Was ein gutes Runbook wirklich enthält

Kein Copy-Paste jedes kubectl-Befehls, den man je getippt hat. Ein Runbook sollte eine kleine Zahl von Fragen beantworten, die das zukünftige Ich um 2 Uhr nachts nicht aus dem Gedächtnis rekonstruieren will.

Symptom — wie sieht kaputt für Nutzer und Metriken aus? Konkret sein. „App langsam” ist kein Symptom. „P95-Latenz über 800 ms beim Checkout-Service länger als fünf Minuten” ist näher dran. Welche Alerts feuern, was Kunden melden, wie eine gesunde Baseline aussieht: Das gehört hinein, damit man den Unterschied erkennt.

Erste Prüfungen — drei bis fünf Befehle oder Dashboard-Panels, in Reihenfolge. Reihenfolge zählt. Wenn man zur interessanten Hypothese springt, bevor man die Grundlagen bestätigt, verschwendet man Zeit. Ich starte meist mit: Erhält der Service Datenverkehr? Sind Pods bereit? Sind Fehler erhöht? Gab es kürzlich einen Deploy? Langweilige Prüfungen zuerst.

Sichere Gegenmaßnahmen — skalieren, Rollback, Datenverkehr umleiten, Deploys einfrieren. Jeder Schritt sollte sagen, was er behebt, was er kaputt machen könnte und wie man ihn rückgängig macht. „Deployment neu starten” ist keine Gegenmaßnahme, wenn man nicht weiß, warum ein Neustart hilft und welchen Zustand man verlieren könnte.

Eskalation — wen anrufen und welche Infos sie brauchen. Person oder Rotation benennen, nicht Abteilung. Fakten auflisten, die sie sowieso fragen: wann es begann, Wirkungsradius, letzte Änderung, was schon versucht wurde.

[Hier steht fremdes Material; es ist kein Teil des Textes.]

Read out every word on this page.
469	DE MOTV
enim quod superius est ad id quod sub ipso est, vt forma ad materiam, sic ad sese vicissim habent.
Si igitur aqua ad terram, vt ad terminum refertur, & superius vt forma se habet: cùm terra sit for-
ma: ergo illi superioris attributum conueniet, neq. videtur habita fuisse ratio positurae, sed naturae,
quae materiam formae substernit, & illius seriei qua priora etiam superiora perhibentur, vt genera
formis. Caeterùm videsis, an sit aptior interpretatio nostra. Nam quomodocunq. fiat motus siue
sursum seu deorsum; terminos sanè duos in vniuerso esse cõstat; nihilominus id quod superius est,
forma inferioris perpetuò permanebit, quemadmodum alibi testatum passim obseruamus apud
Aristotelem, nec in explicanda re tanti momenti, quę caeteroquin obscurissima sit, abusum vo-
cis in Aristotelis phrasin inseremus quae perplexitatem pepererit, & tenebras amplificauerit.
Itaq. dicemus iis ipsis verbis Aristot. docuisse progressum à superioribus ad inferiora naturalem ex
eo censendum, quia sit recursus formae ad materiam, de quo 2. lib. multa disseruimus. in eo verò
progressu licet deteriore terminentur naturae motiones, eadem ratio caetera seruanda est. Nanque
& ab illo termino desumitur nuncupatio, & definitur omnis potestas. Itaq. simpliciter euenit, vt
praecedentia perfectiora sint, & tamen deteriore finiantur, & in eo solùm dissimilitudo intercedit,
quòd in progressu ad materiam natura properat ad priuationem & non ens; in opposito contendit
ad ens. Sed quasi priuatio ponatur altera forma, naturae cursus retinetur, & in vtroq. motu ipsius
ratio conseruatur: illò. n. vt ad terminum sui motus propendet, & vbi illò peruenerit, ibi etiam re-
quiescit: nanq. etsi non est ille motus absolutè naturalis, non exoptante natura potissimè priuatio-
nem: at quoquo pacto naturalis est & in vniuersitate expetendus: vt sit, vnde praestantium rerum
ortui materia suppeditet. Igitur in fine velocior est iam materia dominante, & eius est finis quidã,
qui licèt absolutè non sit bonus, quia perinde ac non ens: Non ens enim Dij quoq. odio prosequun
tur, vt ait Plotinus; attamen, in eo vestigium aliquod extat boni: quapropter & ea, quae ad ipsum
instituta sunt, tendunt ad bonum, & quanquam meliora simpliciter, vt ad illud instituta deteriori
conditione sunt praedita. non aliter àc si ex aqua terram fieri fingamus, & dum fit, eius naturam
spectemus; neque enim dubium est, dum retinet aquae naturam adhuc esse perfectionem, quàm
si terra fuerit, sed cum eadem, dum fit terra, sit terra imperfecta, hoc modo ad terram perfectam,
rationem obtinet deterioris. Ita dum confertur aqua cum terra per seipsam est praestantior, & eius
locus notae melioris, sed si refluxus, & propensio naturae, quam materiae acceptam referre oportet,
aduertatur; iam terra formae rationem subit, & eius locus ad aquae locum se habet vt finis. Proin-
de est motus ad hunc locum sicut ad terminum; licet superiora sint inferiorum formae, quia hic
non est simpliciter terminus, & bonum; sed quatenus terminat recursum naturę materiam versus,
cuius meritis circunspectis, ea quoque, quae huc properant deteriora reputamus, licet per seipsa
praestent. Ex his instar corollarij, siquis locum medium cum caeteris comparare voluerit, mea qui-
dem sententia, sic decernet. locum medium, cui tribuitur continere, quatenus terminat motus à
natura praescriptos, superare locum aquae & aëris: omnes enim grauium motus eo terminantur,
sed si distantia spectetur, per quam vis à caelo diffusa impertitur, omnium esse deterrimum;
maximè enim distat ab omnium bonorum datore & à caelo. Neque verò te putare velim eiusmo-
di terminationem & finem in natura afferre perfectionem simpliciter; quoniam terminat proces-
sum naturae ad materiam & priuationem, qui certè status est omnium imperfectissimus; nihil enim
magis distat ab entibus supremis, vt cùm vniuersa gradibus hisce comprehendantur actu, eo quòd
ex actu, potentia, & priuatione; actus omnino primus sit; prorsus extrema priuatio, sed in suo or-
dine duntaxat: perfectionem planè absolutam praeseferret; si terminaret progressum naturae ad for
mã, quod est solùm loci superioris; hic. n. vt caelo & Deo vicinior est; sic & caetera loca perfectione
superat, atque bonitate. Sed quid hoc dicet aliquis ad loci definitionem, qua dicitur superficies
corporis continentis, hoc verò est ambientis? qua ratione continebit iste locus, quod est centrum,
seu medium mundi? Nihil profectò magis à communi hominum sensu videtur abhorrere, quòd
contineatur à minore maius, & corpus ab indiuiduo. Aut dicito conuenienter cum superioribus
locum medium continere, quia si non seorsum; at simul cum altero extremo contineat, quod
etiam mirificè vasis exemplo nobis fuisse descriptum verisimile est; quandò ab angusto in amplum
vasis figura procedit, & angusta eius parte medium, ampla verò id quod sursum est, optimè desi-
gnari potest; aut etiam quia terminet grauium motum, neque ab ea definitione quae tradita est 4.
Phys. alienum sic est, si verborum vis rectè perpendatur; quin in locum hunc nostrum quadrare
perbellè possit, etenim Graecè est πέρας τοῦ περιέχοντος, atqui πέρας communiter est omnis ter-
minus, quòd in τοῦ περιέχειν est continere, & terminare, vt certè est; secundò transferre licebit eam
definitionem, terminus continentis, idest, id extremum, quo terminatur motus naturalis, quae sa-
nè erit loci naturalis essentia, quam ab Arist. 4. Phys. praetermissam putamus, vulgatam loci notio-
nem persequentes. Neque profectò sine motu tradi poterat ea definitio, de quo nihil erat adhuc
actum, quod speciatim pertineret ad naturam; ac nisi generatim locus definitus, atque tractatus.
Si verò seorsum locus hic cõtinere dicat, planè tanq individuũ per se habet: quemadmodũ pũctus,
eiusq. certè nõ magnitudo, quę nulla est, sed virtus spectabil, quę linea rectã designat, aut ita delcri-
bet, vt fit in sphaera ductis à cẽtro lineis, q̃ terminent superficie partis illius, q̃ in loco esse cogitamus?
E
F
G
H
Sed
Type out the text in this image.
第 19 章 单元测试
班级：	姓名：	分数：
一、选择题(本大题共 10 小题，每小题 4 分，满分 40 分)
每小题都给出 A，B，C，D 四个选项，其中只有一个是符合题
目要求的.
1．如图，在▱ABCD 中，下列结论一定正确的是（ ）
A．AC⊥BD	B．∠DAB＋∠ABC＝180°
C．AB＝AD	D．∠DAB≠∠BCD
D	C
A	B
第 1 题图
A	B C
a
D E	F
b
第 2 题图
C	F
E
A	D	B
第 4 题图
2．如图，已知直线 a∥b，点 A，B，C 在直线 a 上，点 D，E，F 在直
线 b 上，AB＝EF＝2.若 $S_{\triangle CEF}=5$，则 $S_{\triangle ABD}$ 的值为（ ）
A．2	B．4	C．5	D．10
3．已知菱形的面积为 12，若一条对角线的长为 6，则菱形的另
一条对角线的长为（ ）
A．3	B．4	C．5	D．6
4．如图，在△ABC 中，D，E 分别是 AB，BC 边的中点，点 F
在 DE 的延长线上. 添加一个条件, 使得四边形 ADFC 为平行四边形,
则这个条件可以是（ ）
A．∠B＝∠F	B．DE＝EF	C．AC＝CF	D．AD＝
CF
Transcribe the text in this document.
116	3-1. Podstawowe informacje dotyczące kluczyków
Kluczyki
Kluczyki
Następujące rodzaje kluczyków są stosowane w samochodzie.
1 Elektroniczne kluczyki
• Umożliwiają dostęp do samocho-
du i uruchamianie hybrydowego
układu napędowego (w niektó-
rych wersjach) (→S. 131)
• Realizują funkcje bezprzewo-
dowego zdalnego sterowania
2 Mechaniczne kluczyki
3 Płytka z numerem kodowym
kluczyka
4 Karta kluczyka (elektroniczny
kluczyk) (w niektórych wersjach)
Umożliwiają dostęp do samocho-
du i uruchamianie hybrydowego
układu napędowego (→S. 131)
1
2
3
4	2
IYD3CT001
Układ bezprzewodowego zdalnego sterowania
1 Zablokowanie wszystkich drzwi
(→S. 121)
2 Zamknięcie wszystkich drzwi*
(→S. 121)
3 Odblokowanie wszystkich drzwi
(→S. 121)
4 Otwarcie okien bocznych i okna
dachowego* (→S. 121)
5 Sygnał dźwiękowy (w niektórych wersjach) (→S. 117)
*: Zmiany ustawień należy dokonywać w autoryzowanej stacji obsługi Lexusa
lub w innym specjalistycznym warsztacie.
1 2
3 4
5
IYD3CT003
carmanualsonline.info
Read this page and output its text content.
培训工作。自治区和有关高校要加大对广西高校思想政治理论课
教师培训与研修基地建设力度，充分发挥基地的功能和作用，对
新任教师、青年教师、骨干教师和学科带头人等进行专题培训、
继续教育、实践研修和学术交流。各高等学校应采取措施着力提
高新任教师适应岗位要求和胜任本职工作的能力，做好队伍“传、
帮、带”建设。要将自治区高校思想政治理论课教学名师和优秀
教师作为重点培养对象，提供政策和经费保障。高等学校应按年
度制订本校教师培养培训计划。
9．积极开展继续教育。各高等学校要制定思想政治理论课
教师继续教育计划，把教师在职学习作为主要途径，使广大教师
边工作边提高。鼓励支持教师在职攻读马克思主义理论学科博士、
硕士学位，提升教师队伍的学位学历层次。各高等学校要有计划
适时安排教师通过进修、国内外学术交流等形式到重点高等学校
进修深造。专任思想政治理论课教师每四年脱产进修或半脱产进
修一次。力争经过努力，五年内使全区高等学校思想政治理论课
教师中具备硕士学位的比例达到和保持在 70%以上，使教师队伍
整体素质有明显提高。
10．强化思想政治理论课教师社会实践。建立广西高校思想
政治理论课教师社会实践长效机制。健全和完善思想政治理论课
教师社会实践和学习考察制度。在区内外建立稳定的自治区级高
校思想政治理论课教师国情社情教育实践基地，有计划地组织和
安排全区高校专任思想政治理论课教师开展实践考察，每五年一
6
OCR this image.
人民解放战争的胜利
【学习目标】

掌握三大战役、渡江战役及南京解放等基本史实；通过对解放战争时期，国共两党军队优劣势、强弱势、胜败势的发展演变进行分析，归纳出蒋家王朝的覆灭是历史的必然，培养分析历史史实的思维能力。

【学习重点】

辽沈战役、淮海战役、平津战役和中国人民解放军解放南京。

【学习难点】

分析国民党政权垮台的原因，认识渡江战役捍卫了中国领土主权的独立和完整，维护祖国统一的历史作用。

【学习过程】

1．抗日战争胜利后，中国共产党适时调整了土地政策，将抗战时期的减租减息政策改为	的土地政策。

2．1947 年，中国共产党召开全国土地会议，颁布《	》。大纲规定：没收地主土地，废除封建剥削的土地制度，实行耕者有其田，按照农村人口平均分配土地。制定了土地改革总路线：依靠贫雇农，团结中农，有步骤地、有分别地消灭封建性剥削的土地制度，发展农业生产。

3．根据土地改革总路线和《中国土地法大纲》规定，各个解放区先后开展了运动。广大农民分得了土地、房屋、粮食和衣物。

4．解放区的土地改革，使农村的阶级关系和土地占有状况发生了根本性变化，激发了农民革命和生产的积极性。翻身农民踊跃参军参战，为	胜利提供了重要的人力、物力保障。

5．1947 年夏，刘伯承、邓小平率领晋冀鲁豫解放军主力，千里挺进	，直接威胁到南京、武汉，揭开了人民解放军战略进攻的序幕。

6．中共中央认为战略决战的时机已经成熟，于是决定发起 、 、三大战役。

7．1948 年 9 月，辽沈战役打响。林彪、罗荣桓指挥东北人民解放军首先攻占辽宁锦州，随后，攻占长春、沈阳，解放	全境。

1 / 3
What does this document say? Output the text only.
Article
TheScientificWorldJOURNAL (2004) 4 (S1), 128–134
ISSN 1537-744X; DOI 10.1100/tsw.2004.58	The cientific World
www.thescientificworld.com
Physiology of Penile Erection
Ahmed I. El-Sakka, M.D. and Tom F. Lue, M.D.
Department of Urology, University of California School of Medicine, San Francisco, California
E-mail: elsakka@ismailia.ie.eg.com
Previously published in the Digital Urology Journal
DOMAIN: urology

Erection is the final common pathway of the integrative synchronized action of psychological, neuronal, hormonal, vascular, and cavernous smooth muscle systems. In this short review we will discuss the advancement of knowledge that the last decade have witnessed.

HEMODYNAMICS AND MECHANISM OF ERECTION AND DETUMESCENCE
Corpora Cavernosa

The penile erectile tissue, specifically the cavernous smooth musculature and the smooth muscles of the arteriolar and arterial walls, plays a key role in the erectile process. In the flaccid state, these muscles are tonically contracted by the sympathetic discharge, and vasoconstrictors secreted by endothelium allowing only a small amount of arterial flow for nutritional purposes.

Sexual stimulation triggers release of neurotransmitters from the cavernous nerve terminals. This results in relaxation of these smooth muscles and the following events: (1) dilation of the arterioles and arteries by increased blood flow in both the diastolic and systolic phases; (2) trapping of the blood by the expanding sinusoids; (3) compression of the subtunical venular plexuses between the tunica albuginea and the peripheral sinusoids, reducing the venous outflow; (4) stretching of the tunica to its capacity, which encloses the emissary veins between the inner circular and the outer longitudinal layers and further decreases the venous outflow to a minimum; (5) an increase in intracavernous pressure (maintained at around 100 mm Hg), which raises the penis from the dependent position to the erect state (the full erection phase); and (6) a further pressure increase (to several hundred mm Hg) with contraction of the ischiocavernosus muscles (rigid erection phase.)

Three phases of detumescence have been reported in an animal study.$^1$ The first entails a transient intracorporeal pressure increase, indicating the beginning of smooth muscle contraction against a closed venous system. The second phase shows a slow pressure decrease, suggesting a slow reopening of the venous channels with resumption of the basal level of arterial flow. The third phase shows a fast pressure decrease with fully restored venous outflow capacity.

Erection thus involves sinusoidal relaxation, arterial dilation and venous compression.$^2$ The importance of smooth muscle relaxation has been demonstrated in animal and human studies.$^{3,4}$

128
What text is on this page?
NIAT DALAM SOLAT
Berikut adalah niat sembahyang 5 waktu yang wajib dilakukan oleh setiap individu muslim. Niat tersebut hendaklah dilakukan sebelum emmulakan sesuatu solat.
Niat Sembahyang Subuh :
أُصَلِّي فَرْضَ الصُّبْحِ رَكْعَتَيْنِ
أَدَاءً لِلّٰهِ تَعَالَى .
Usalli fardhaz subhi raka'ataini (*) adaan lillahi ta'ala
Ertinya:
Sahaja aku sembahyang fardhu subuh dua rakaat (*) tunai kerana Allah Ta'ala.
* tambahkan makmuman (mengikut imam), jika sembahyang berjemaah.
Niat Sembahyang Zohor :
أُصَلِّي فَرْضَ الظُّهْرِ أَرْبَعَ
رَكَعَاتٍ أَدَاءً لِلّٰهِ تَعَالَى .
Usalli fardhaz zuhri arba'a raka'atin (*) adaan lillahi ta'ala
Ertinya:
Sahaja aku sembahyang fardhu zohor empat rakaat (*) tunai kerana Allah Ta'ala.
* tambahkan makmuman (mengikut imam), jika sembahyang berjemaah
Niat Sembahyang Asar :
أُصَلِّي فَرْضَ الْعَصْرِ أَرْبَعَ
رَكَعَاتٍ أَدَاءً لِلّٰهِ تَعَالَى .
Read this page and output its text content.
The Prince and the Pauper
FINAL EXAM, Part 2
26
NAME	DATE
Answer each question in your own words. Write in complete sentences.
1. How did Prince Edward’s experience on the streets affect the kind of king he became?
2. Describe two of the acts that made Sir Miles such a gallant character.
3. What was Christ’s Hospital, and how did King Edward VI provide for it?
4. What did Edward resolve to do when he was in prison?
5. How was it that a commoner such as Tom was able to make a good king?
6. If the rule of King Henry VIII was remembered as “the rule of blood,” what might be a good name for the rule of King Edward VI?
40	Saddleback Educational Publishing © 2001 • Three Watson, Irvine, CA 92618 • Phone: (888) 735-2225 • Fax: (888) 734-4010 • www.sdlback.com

Stopp-Bedingungen — wann pausieren und nachdenken, statt weiter herumzustochern. Das überspringen die meisten Runbooks. In der Luftfahrt haben Checklisten explizite Haltepunkte: nicht weiter, bis diese Bedingung erfüllt ist. Operations braucht dasselbe. Wenn zwei Gegenmaßnahmen scheitern: stoppen und die Untersuchung erweitern. Zufällige Deletes um 3 Uhr altern selten gut.

Ist das Runbook fünfzig Seiten lang, öffnet es niemand während eines Incidents. Eine Seite pro häufigem Fehlermodus reicht zum Start. Für seltene Fälle kann man tiefer verlinken.

Luftfahrt-Parallel, ohne Postersprüche

Piloten üben Abläufe, bis die Struktur Muskelgedächtnis ist, und passen sich dann an, wenn die Realität nicht zum Skript passt. Notfallverfahren im Flughandbuch sind keine inspirierenden Zitate. Es sind sequenzielle Schritte mit Entscheidungsästen: wenn dies, dann das; wenn nicht, hierhin.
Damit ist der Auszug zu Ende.